Un decennio fa, tuttavia, Nowell e l’allora studentessa laureata Genevieve von Petzinger hanno co-creato un database di dozzine di segni e motivi ripetuti provenienti da oltre 200 grotte nel sud della Francia e in Spagna. La tesi di Von Petzinger è formata da schemi dettagliati dei simboli delle pareti delle caverne nel tempo e nello spazio per comprendere meglio cosa significassero questi segni per le persone dell’era glaciale. “Ci sono almeno 32 diversi segni ricorrenti”, ha spiegato Nowell. “Gli autori hanno scelto di studiarne tre in un contesto molto specifico”.

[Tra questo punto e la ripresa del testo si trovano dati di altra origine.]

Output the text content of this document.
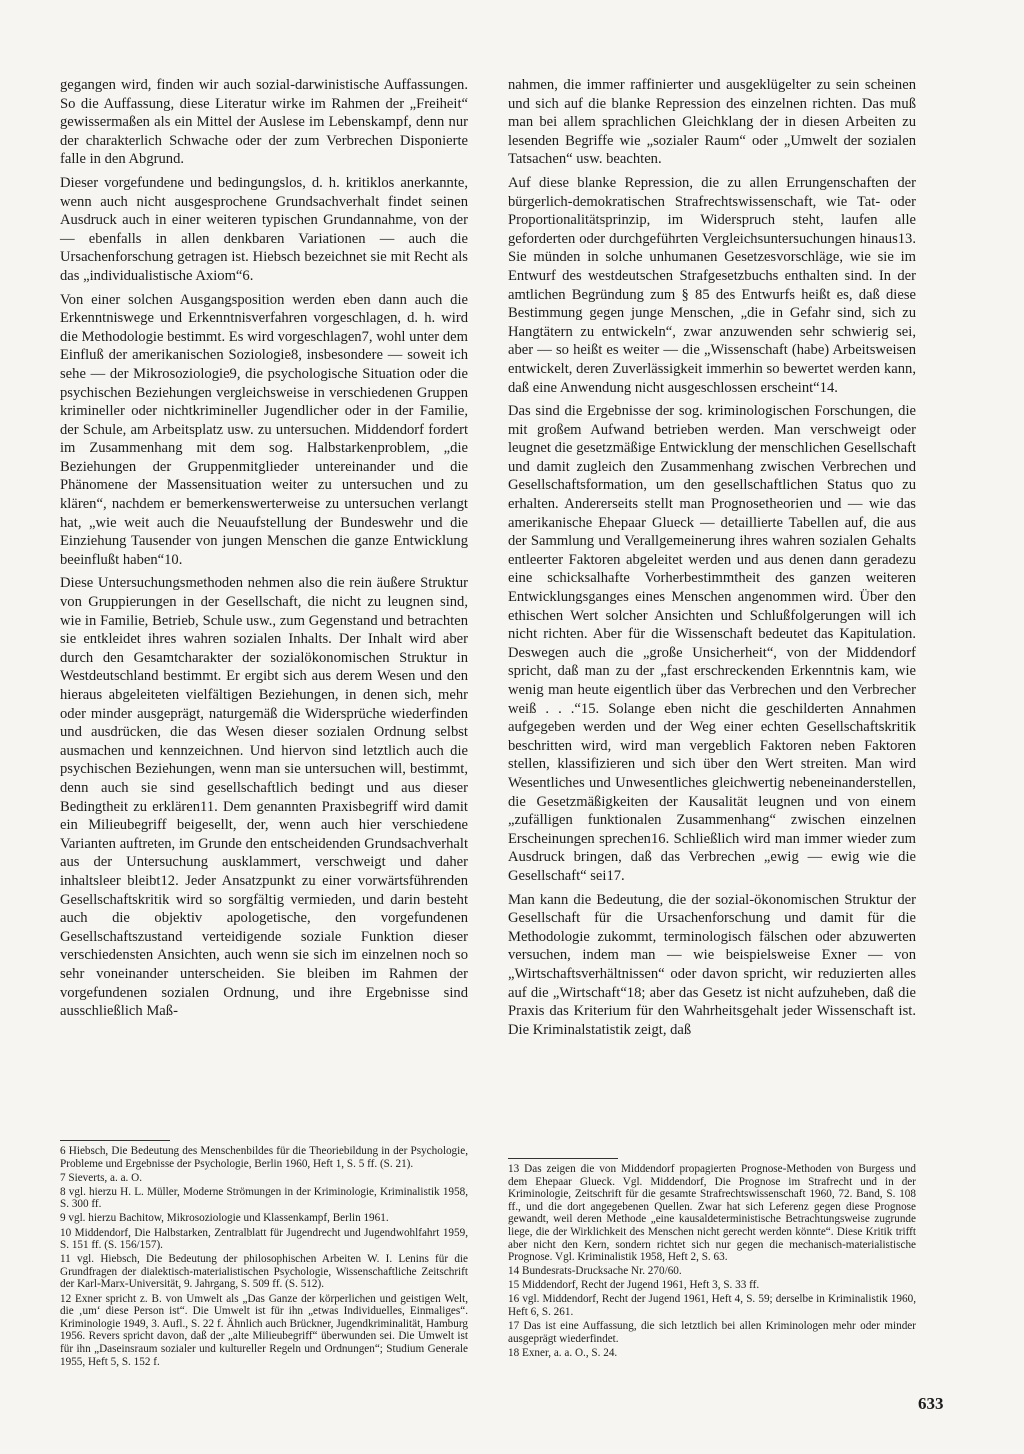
gegangen wird, finden wir auch sozial-darwinistische Auffassungen. So die Auffassung, diese Literatur wirke im Rahmen der „Freiheit“ gewissermaßen als ein Mittel der Auslese im Lebenskampf, denn nur der charakterlich Schwache oder der zum Verbrechen Disponierte falle in den Abgrund.

Dieser vorgefundene und bedingungslos, d. h. kritiklos anerkannte, wenn auch nicht ausgesprochene Grundsachverhalt findet seinen Ausdruck auch in einer weiteren typischen Grundannahme, von der — ebenfalls in allen denkbaren Variationen — auch die Ursachenforschung getragen ist. Hiebsch bezeichnet sie mit Recht als das „individualistische Axiom“6.

Von einer solchen Ausgangsposition werden eben dann auch die Erkenntniswege und Erkenntnisverfahren vorgeschlagen, d. h. wird die Methodologie bestimmt. Es wird vorgeschlagen7, wohl unter dem Einfluß der amerikanischen Soziologie8, insbesondere — soweit ich sehe — der Mikrosoziologie9, die psychologische Situation oder die psychischen Beziehungen vergleichsweise in verschiedenen Gruppen krimineller oder nichtkrimineller Jugendlicher oder in der Familie, der Schule, am Arbeitsplatz usw. zu untersuchen. Middendorf fordert im Zusammenhang mit dem sog. Halbstarkenproblem, „die Beziehungen der Gruppenmitglieder untereinander und die Phänomene der Massensituation weiter zu untersuchen und zu klären“, nachdem er bemerkenswerterweise zu untersuchen verlangt hat, „wie weit auch die Neuaufstellung der Bundeswehr und die Einziehung Tausender von jungen Menschen die ganze Entwicklung beeinflußt haben“10.

Diese Untersuchungsmethoden nehmen also die rein äußere Struktur von Gruppierungen in der Gesellschaft, die nicht zu leugnen sind, wie in Familie, Betrieb, Schule usw., zum Gegenstand und betrachten sie entkleidet ihres wahren sozialen Inhalts. Der Inhalt wird aber durch den Gesamtcharakter der sozialökonomischen Struktur in Westdeutschland bestimmt. Er ergibt sich aus derem Wesen und den hieraus abgeleiteten vielfältigen Beziehungen, in denen sich, mehr oder minder ausgeprägt, naturgemäß die Widersprüche wiederfinden und ausdrücken, die das Wesen dieser sozialen Ordnung selbst ausmachen und kennzeichnen. Und hiervon sind letztlich auch die psychischen Beziehungen, wenn man sie untersuchen will, bestimmt, denn auch sie sind gesellschaftlich bedingt und aus dieser Bedingtheit zu erklären11. Dem genannten Praxisbegriff wird damit ein Milieubegriff beigesellt, der, wenn auch hier verschiedene Varianten auftreten, im Grunde den entscheidenden Grundsachverhalt aus der Untersuchung ausklammert, verschweigt und daher inhaltsleer bleibt12. Jeder Ansatzpunkt zu einer vorwärtsführenden Gesellschaftskritik wird so sorgfältig vermieden, und darin besteht auch die objektiv apologetische, den vorgefundenen Gesellschaftszustand verteidigende soziale Funktion dieser verschiedensten Ansichten, auch wenn sie sich im einzelnen noch so sehr voneinander unterscheiden. Sie bleiben im Rahmen der vorgefundenen sozialen Ordnung, und ihre Ergebnisse sind ausschließlich Maß-

6 Hiebsch, Die Bedeutung des Menschenbildes für die Theoriebildung in der Psychologie, Probleme und Ergebnisse der Psychologie, Berlin 1960, Heft 1, S. 5 ff. (S. 21).

7 Sieverts, a. a. O.

8 vgl. hierzu H. L. Müller, Moderne Strömungen in der Kriminologie, Kriminalistik 1958, S. 300 ff.

9 vgl. hierzu Bachitow, Mikrosoziologie und Klassenkampf, Berlin 1961.

10 Middendorf, Die Halbstarken, Zentralblatt für Jugendrecht und Jugendwohlfahrt 1959, S. 151 ff. (S. 156/157).

11 vgl. Hiebsch, Die Bedeutung der philosophischen Arbeiten W. I. Lenins für die Grundfragen der dialektisch-materialistischen Psychologie, Wissenschaftliche Zeitschrift der Karl-Marx-Universität, 9. Jahrgang, S. 509 ff. (S. 512).

12 Exner spricht z. B. von Umwelt als „Das Ganze der körperlichen und geistigen Welt, die ‚um‘ diese Person ist“. Die Umwelt ist für ihn „etwas Individuelles, Einmaliges“. Kriminologie 1949, 3. Aufl., S. 22 f. Ähnlich auch Brückner, Jugendkriminalität, Hamburg 1956. Revers spricht davon, daß der „alte Milieubegriff“ überwunden sei. Die Umwelt ist für ihn „Daseinsraum sozialer und kultureller Regeln und Ordnungen“; Studium Generale 1955, Heft 5, S. 152 f.

nahmen, die immer raffinierter und ausgeklügelter zu sein scheinen und sich auf die blanke Repression des einzelnen richten. Das muß man bei allem sprachlichen Gleichklang der in diesen Arbeiten zu lesenden Begriffe wie „sozialer Raum“ oder „Umwelt der sozialen Tatsachen“ usw. beachten.

Auf diese blanke Repression, die zu allen Errungenschaften der bürgerlich-demokratischen Strafrechtswissenschaft, wie Tat- oder Proportionalitätsprinzip, im Widerspruch steht, laufen alle geforderten oder durchgeführten Vergleichsuntersuchungen hinaus13. Sie münden in solche unhumanen Gesetzesvorschläge, wie sie im Entwurf des westdeutschen Strafgesetzbuchs enthalten sind. In der amtlichen Begründung zum § 85 des Entwurfs heißt es, daß diese Bestimmung gegen junge Menschen, „die in Gefahr sind, sich zu Hangtätern zu entwickeln“, zwar anzuwenden sehr schwierig sei, aber — so heißt es weiter — die „Wissenschaft (habe) Arbeitsweisen entwickelt, deren Zuverlässigkeit immerhin so bewertet werden kann, daß eine Anwendung nicht ausgeschlossen erscheint“14.

Das sind die Ergebnisse der sog. kriminologischen Forschungen, die mit großem Aufwand betrieben werden. Man verschweigt oder leugnet die gesetzmäßige Entwicklung der menschlichen Gesellschaft und damit zugleich den Zusammenhang zwischen Verbrechen und Gesellschaftsformation, um den gesellschaftlichen Status quo zu erhalten. Andererseits stellt man Prognosetheorien und — wie das amerikanische Ehepaar Glueck — detaillierte Tabellen auf, die aus der Sammlung und Verallgemeinerung ihres wahren sozialen Gehalts entleerter Faktoren abgeleitet werden und aus denen dann geradezu eine schicksalhafte Vorherbestimmtheit des ganzen weiteren Entwicklungsganges eines Menschen angenommen wird. Über den ethischen Wert solcher Ansichten und Schlußfolgerungen will ich nicht richten. Aber für die Wissenschaft bedeutet das Kapitulation. Deswegen auch die „große Unsicherheit“, von der Middendorf spricht, daß man zu der „fast erschreckenden Erkenntnis kam, wie wenig man heute eigentlich über das Verbrechen und den Verbrecher weiß . . .“15. Solange eben nicht die geschilderten Annahmen aufgegeben werden und der Weg einer echten Gesellschaftskritik beschritten wird, wird man vergeblich Faktoren neben Faktoren stellen, klassifizieren und sich über den Wert streiten. Man wird Wesentliches und Unwesentliches gleichwertig nebeneinanderstellen, die Gesetzmäßigkeiten der Kausalität leugnen und von einem „zufälligen funktionalen Zusammenhang“ zwischen einzelnen Erscheinungen sprechen16. Schließlich wird man immer wieder zum Ausdruck bringen, daß das Verbrechen „ewig — ewig wie die Gesellschaft“ sei17.

Man kann die Bedeutung, die der sozial-ökonomischen Struktur der Gesellschaft für die Ursachenforschung und damit für die Methodologie zukommt, terminologisch fälschen oder abzuwerten versuchen, indem man — wie beispielsweise Exner — von „Wirtschaftsverhältnissen“ oder davon spricht, wir reduzierten alles auf die „Wirtschaft“18; aber das Gesetz ist nicht aufzuheben, daß die Praxis das Kriterium für den Wahrheitsgehalt jeder Wissenschaft ist. Die Kriminalstatistik zeigt, daß

13 Das zeigen die von Middendorf propagierten Prognose-Methoden von Burgess und dem Ehepaar Glueck. Vgl. Middendorf, Die Prognose im Strafrecht und in der Kriminologie, Zeitschrift für die gesamte Strafrechtswissenschaft 1960, 72. Band, S. 108 ff., und die dort angegebenen Quellen. Zwar hat sich Leferenz gegen diese Prognose gewandt, weil deren Methode „eine kausaldeterministische Betrachtungsweise zugrunde liege, die der Wirklichkeit des Menschen nicht gerecht werden könnte“. Diese Kritik trifft aber nicht den Kern, sondern richtet sich nur gegen die mechanisch-materialistische Prognose. Vgl. Kriminalistik 1958, Heft 2, S. 63.

14 Bundesrats-Drucksache Nr. 270/60.

15 Middendorf, Recht der Jugend 1961, Heft 3, S. 33 ff.

16 vgl. Middendorf, Recht der Jugend 1961, Heft 4, S. 59; derselbe in Kriminalistik 1960, Heft 6, S. 261.

17 Das ist eine Auffassung, die sich letztlich bei allen Kriminologen mehr oder minder ausgeprägt wiederfindet.

18 Exner, a. a. O., S. 24.

633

Ma gli autori hanno difeso la loro decisione di concentrarsi sul trio.

“Sembrava sensato concentrarsi prima sui segni più comuni associati alle immagini figurative”, ha dichiarato il coautore dello studio Paul Pettitt, professore di archeologia alla Durham University. “I punti e le linee semplici sono di gran lunga i più comuni. Dei segni più elaborati, il segno Y è il più comune”.

I ricercatori hanno in programma di espandere il loro lavoro. “Stiamo analizzando altri segni”, ha detto Bacon. “Piuttosto che cercare il significato dei singoli segni, quello che stiamo cercando sono le basi linguistiche e cognitive che stanno alla base del sistema di ‘scrittura'”.

Nowell ha concordato con gli autori dello studio che i simboli probabilmente non sono stati scelti a caso e che è possibile che linee e punti rappresentino numeri. Anche se gli autori hanno ragione, ha osservato, ciò lascia il 90% dei segni senza alcun significato noto.

“C’è ancora molto sulla comunicazione grafica nel Paleolitico che non capiamo”, ha concluso Nowell.